Chipotle Mexican Grill Inc. Chief Executive Officer Brian Niccol has a message for investors: “We have a lot of work to do.”
That work will entail investing in employees and store remodels, working on faster service times and better advertising to draw in diners, Niccol said during a call Wednesday for shareholders and analysts.
“There was a general lack of customer understanding,” Niccol said during an investor call Wednesday. “Our marketing dollars had been inefficiently allocated.”
shares fell in extended trading, underscoring Niccol’s challenge. He has been working to quickly restore sales at the burrito chain that’s been hurt by multiple illness outbreaks and a data breach.
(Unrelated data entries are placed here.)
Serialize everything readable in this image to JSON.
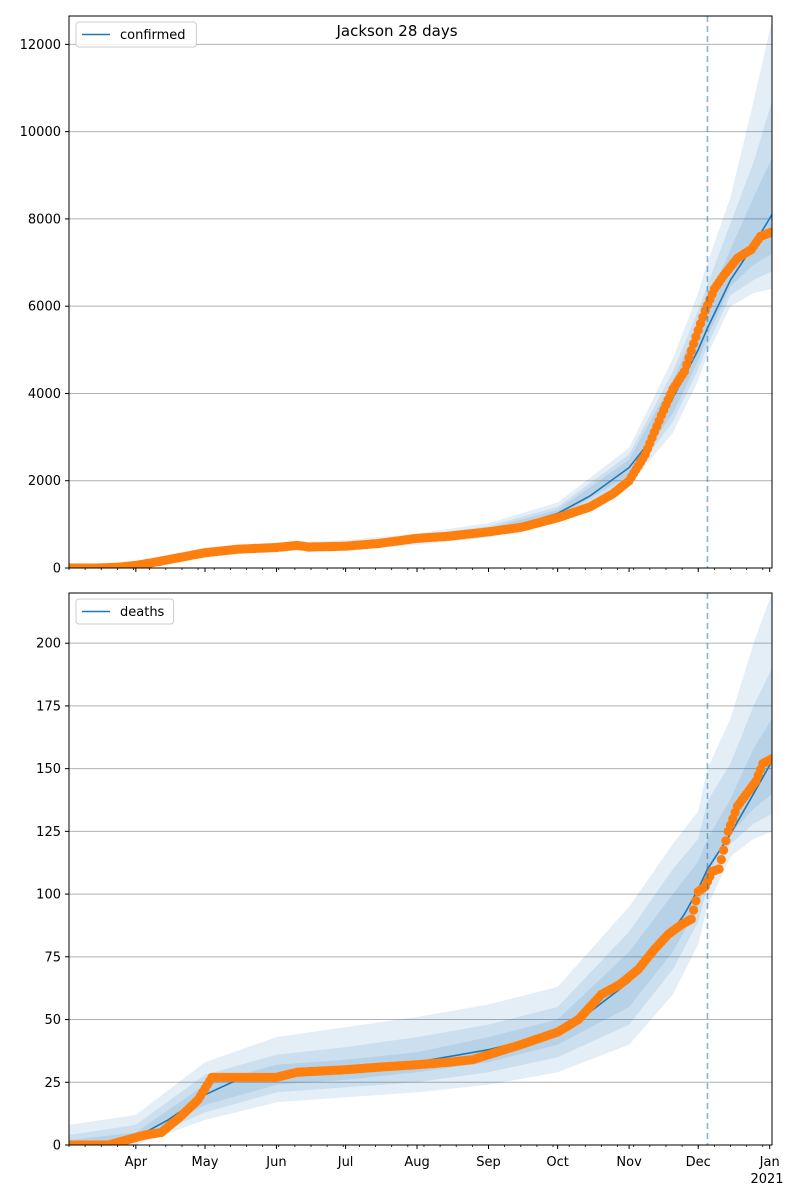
{
  "title": "Jackson 28 days",
  "colors": {
    "line": "#1f77b4",
    "observed": "#ff7f0e",
    "band": "#1f77b4",
    "grid": "#b0b0b0",
    "vline": "#1f77b4"
  },
  "x_ticks": {
    "labels": [
      "Apr",
      "May",
      "Jun",
      "Jul",
      "Aug",
      "Sep",
      "Oct",
      "Nov",
      "Dec",
      "Jan"
    ],
    "dates": [
      "2020-04-01",
      "2020-05-01",
      "2020-06-01",
      "2020-07-01",
      "2020-08-01",
      "2020-09-01",
      "2020-10-01",
      "2020-11-01",
      "2020-12-01",
      "2021-01-01"
    ],
    "year_label": "2021"
  },
  "forecast_start": "2020-12-05",
  "chart_data": [
    {
      "type": "line",
      "panel": "confirmed",
      "legend": "confirmed",
      "legend_position": "top-left",
      "grid": "horizontal",
      "xlim": [
        "2020-03-03",
        "2021-01-02"
      ],
      "ylim": [
        0,
        12650
      ],
      "yticks": [
        0,
        2000,
        4000,
        6000,
        8000,
        10000,
        12000
      ],
      "series": [
        {
          "name": "confirmed",
          "x": [
            "2020-03-03",
            "2020-03-20",
            "2020-04-01",
            "2020-04-15",
            "2020-05-01",
            "2020-05-15",
            "2020-06-01",
            "2020-07-01",
            "2020-08-01",
            "2020-09-01",
            "2020-09-15",
            "2020-10-01",
            "2020-10-15",
            "2020-11-01",
            "2020-11-10",
            "2020-11-20",
            "2020-12-01",
            "2020-12-05",
            "2020-12-15",
            "2020-12-25",
            "2021-01-02"
          ],
          "y": [
            0,
            10,
            80,
            250,
            380,
            440,
            480,
            530,
            650,
            850,
            1000,
            1250,
            1650,
            2300,
            2900,
            3900,
            5000,
            5500,
            6600,
            7400,
            8100
          ]
        }
      ],
      "bands": [
        {
          "x": [
            "2020-03-03",
            "2020-04-01",
            "2020-05-01",
            "2020-06-01",
            "2020-07-01",
            "2020-08-01",
            "2020-09-01",
            "2020-10-01",
            "2020-11-01",
            "2020-11-20",
            "2020-12-01",
            "2020-12-05",
            "2020-12-15",
            "2020-12-25",
            "2021-01-02"
          ],
          "lo": [
            0,
            40,
            300,
            390,
            420,
            530,
            700,
            1050,
            1900,
            3100,
            4300,
            4900,
            6000,
            6300,
            6400
          ],
          "hi": [
            60,
            150,
            470,
            580,
            640,
            790,
            1030,
            1500,
            2750,
            4800,
            6300,
            7000,
            8500,
            10700,
            12550
          ]
        },
        {
          "x": [
            "2020-03-03",
            "2020-04-01",
            "2020-05-01",
            "2020-06-01",
            "2020-07-01",
            "2020-08-01",
            "2020-09-01",
            "2020-10-01",
            "2020-11-01",
            "2020-11-20",
            "2020-12-01",
            "2020-12-05",
            "2020-12-15",
            "2020-12-25",
            "2021-01-02"
          ],
          "lo": [
            0,
            55,
            330,
            420,
            460,
            570,
            750,
            1120,
            2020,
            3350,
            4550,
            5100,
            6250,
            6600,
            6800
          ],
          "hi": [
            40,
            120,
            440,
            540,
            600,
            740,
            960,
            1400,
            2600,
            4500,
            5900,
            6500,
            7900,
            9300,
            10700
          ]
        },
        {
          "x": [
            "2020-03-03",
            "2020-04-01",
            "2020-05-01",
            "2020-06-01",
            "2020-07-01",
            "2020-08-01",
            "2020-09-01",
            "2020-10-01",
            "2020-11-01",
            "2020-11-20",
            "2020-12-01",
            "2020-12-05",
            "2020-12-15",
            "2020-12-25",
            "2021-01-02"
          ],
          "lo": [
            0,
            65,
            350,
            445,
            490,
            610,
            790,
            1170,
            2120,
            3550,
            4750,
            5300,
            6450,
            6950,
            7200
          ],
          "hi": [
            25,
            100,
            415,
            515,
            570,
            700,
            910,
            1330,
            2480,
            4300,
            5600,
            6100,
            7300,
            8500,
            9400
          ]
        }
      ],
      "observed": {
        "x": [
          "2020-03-03",
          "2020-03-15",
          "2020-03-25",
          "2020-04-01",
          "2020-04-10",
          "2020-04-20",
          "2020-05-01",
          "2020-05-15",
          "2020-06-01",
          "2020-06-10",
          "2020-06-15",
          "2020-07-01",
          "2020-07-15",
          "2020-08-01",
          "2020-08-15",
          "2020-09-01",
          "2020-09-15",
          "2020-10-01",
          "2020-10-15",
          "2020-10-25",
          "2020-11-01",
          "2020-11-08",
          "2020-11-15",
          "2020-11-20",
          "2020-11-25",
          "2020-11-30",
          "2020-12-04",
          "2020-12-08",
          "2020-12-12",
          "2020-12-18",
          "2020-12-24",
          "2020-12-28",
          "2021-01-02"
        ],
        "y": [
          0,
          0,
          20,
          60,
          140,
          240,
          350,
          430,
          470,
          520,
          480,
          500,
          560,
          680,
          730,
          830,
          930,
          1150,
          1400,
          1700,
          2000,
          2600,
          3500,
          4100,
          4500,
          5300,
          5900,
          6400,
          6700,
          7100,
          7300,
          7600,
          7700
        ]
      }
    },
    {
      "type": "line",
      "panel": "deaths",
      "legend": "deaths",
      "legend_position": "top-left",
      "grid": "horizontal",
      "xlim": [
        "2020-03-03",
        "2021-01-02"
      ],
      "ylim": [
        0,
        220
      ],
      "yticks": [
        0,
        25,
        50,
        75,
        100,
        125,
        150,
        175,
        200
      ],
      "series": [
        {
          "name": "deaths",
          "x": [
            "2020-03-03",
            "2020-03-25",
            "2020-04-01",
            "2020-04-15",
            "2020-05-01",
            "2020-05-15",
            "2020-06-01",
            "2020-07-01",
            "2020-08-01",
            "2020-09-01",
            "2020-09-15",
            "2020-10-01",
            "2020-10-15",
            "2020-11-01",
            "2020-11-15",
            "2020-11-25",
            "2020-12-01",
            "2020-12-05",
            "2020-12-15",
            "2020-12-25",
            "2021-01-02"
          ],
          "y": [
            0,
            1,
            3,
            10,
            20,
            26,
            28,
            30,
            33,
            38,
            41,
            45,
            53,
            65,
            79,
            92,
            102,
            110,
            124,
            140,
            153
          ]
        }
      ],
      "bands": [
        {
          "x": [
            "2020-03-03",
            "2020-04-01",
            "2020-05-01",
            "2020-06-01",
            "2020-07-01",
            "2020-08-01",
            "2020-09-01",
            "2020-10-01",
            "2020-11-01",
            "2020-11-20",
            "2020-12-01",
            "2020-12-05",
            "2020-12-15",
            "2020-12-25",
            "2021-01-02"
          ],
          "lo": [
            0,
            0,
            10,
            17,
            19,
            21,
            24,
            29,
            40,
            60,
            80,
            95,
            115,
            122,
            125
          ],
          "hi": [
            8,
            12,
            33,
            43,
            47,
            51,
            56,
            63,
            95,
            120,
            133,
            150,
            170,
            200,
            220
          ]
        },
        {
          "x": [
            "2020-03-03",
            "2020-04-01",
            "2020-05-01",
            "2020-06-01",
            "2020-07-01",
            "2020-08-01",
            "2020-09-01",
            "2020-10-01",
            "2020-11-01",
            "2020-11-20",
            "2020-12-01",
            "2020-12-05",
            "2020-12-15",
            "2020-12-25",
            "2021-01-02"
          ],
          "lo": [
            0,
            1,
            13,
            21,
            23,
            25,
            29,
            35,
            48,
            70,
            89,
            103,
            120,
            128,
            132
          ],
          "hi": [
            4,
            8,
            28,
            36,
            39,
            43,
            48,
            55,
            85,
            110,
            122,
            137,
            152,
            175,
            190
          ]
        },
        {
          "x": [
            "2020-03-03",
            "2020-04-01",
            "2020-05-01",
            "2020-06-01",
            "2020-07-01",
            "2020-08-01",
            "2020-09-01",
            "2020-10-01",
            "2020-11-01",
            "2020-11-20",
            "2020-12-01",
            "2020-12-05",
            "2020-12-15",
            "2020-12-25",
            "2021-01-02"
          ],
          "lo": [
            0,
            2,
            16,
            24,
            26,
            29,
            33,
            40,
            55,
            77,
            95,
            108,
            124,
            134,
            140
          ],
          "hi": [
            2,
            5,
            24,
            32,
            34,
            37,
            43,
            50,
            77,
            100,
            113,
            122,
            138,
            158,
            170
          ]
        }
      ],
      "observed": {
        "x": [
          "2020-03-03",
          "2020-03-20",
          "2020-03-28",
          "2020-04-05",
          "2020-04-12",
          "2020-04-20",
          "2020-04-28",
          "2020-05-04",
          "2020-05-10",
          "2020-05-20",
          "2020-06-01",
          "2020-06-10",
          "2020-07-01",
          "2020-07-15",
          "2020-08-01",
          "2020-08-15",
          "2020-08-25",
          "2020-09-01",
          "2020-09-15",
          "2020-10-01",
          "2020-10-10",
          "2020-10-20",
          "2020-10-28",
          "2020-11-05",
          "2020-11-12",
          "2020-11-18",
          "2020-11-24",
          "2020-11-28",
          "2020-12-01",
          "2020-12-04",
          "2020-12-07",
          "2020-12-10",
          "2020-12-14",
          "2020-12-18",
          "2020-12-22",
          "2020-12-26",
          "2020-12-29",
          "2021-01-02"
        ],
        "y": [
          0,
          0,
          2,
          4,
          5,
          11,
          18,
          27,
          27,
          27,
          27,
          29,
          30,
          31,
          32,
          33,
          34,
          36,
          40,
          45,
          50,
          60,
          64,
          70,
          78,
          84,
          88,
          90,
          101,
          103,
          109,
          110,
          125,
          135,
          140,
          145,
          152,
          154
        ]
      }
    }
  ]
}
Last week, Chipotle said it would start testing new foods in New York City including chocolate milkshakes, avocado tostadas and nachos. Niccol also recently partnered with DoorDash to offer delivery service.
The restaurant chain will begin testing a loyalty program in the second half of this year, which it expects to put in place more widely in 2019. It’s also planning to add delivery to its mobile app and expand its digital order pick-up shelf tests, and will test a new restaurant design this fall.
Chipotle said it expects charges of $115 million to $135 million in the coming quarters as it moves forward with the already-announced plans to
move its headquarters to Newport Beach, California, from Denver. The new location is near the Irvine, California, head office of Niccol’s former employer, Taco Bell. The charges will also reflect the closure of 55 to 65 poorly performing stores, the company said Wednesday.
shares fell as much as 3.1 percent in late trading to $443. They had jumped 58 percent this year.
In the past, Chipotle has mostly stayed away from menu changes and international expansion. As of March 31, Chipotle had more than 2,400 restaurants with just a handful of those overseas. It did try selling Asian food with its ShopHouse offshoot but closed that chain last year.